The Autoimmune Protocol Diet (AIP) has gained immense popularity for its potential to mitigate the symptoms of autoimmune diseases and promote overall well-being. This approach to nutrition focuses on healing the body from the inside out by eliminating hidden food triggers. In this comprehensive guide, we will go over what the AIP diet is, the benefits, and the phases that make up the AIP diet.
What is the Autoimmune Protocol Diet?
The Autoimmune Protocol Diet, often abbreviated as AIP, is an elimination diet and lifestyle approach designed to reduce inflammation, balance the immune system, and promote symptom management and healing for individuals suffering from autoimmune diseases. Autoimmune diseases occur when the immune system mistakenly attacks and damages healthy body tissues. The AIP diet aims to identify and remove foods that might trigger these autoimmune responses, allowing the body to heal and recover naturally. The diet starts with elimination phases that last anywhere from 30 days to three months. Followed by a four-stage reintroduction period. Which aids in healing the gut and revealing hidden food sensitivities.
The AIP diet is ideal for people with Autoimmune diseases, leaky gut, chronic illness, people who are predisposed, and anyone who has exhibited symptoms and wants to take preventive measures. Prevention is the best medicine making the AIP diet a great place to start.
The AIP journey will look different for everyone because we are all different.

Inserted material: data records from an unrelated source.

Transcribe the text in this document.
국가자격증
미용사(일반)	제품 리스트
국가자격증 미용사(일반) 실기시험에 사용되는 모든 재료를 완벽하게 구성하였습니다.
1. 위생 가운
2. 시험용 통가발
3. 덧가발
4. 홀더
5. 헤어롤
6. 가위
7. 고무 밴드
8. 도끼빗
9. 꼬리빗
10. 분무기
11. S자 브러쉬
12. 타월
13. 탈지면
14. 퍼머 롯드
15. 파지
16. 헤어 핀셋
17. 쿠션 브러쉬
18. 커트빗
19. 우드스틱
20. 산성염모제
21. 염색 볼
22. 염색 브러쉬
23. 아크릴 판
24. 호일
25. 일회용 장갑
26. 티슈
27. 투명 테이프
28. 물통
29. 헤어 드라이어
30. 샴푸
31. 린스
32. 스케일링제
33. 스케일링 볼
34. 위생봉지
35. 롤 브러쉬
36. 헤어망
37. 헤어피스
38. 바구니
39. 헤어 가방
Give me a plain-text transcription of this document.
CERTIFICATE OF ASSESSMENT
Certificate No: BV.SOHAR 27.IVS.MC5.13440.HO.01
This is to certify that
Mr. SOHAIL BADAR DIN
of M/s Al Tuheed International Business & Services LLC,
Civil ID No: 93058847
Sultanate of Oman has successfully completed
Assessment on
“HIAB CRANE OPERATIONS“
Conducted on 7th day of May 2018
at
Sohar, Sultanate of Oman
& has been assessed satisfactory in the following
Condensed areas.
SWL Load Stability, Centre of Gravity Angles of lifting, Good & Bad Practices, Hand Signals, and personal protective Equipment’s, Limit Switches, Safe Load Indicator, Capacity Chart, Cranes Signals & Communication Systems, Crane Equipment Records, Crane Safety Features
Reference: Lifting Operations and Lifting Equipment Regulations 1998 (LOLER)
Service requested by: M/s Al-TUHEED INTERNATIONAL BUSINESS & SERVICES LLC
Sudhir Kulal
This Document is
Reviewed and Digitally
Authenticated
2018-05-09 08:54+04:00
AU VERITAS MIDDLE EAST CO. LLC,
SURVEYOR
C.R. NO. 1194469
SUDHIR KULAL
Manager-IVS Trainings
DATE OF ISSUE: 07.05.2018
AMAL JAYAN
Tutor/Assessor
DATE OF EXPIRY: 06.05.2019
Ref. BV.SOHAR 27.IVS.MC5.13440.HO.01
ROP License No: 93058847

My food sensitivities will be different from yours. In the same way, my introductory phases could take longer than yours. This diet kind of revolves around the idea of bio-individuality. Which is the idea that genetics, blood type, and stress levels, determine what you should eat and how you should exercise.
The diet can be intimidating to those who are unfamiliar due to how restrive it is but I can without a doubt tell you it was worth every minute of being on it. It jump started my gut healing journey, skyrocketed my energy & stamina, reduced symptoms, eliminated GI issues, and led me to look into more holistic treatments for my diseases. Let’s look into the benefits of the AIP diet.
Benefits of the Autoimmune Protocol Diet
- Reduced Inflammation: By eliminating inflammatory foods, AIP helps reduce inflammation, a common trigger for autoimmune diseases.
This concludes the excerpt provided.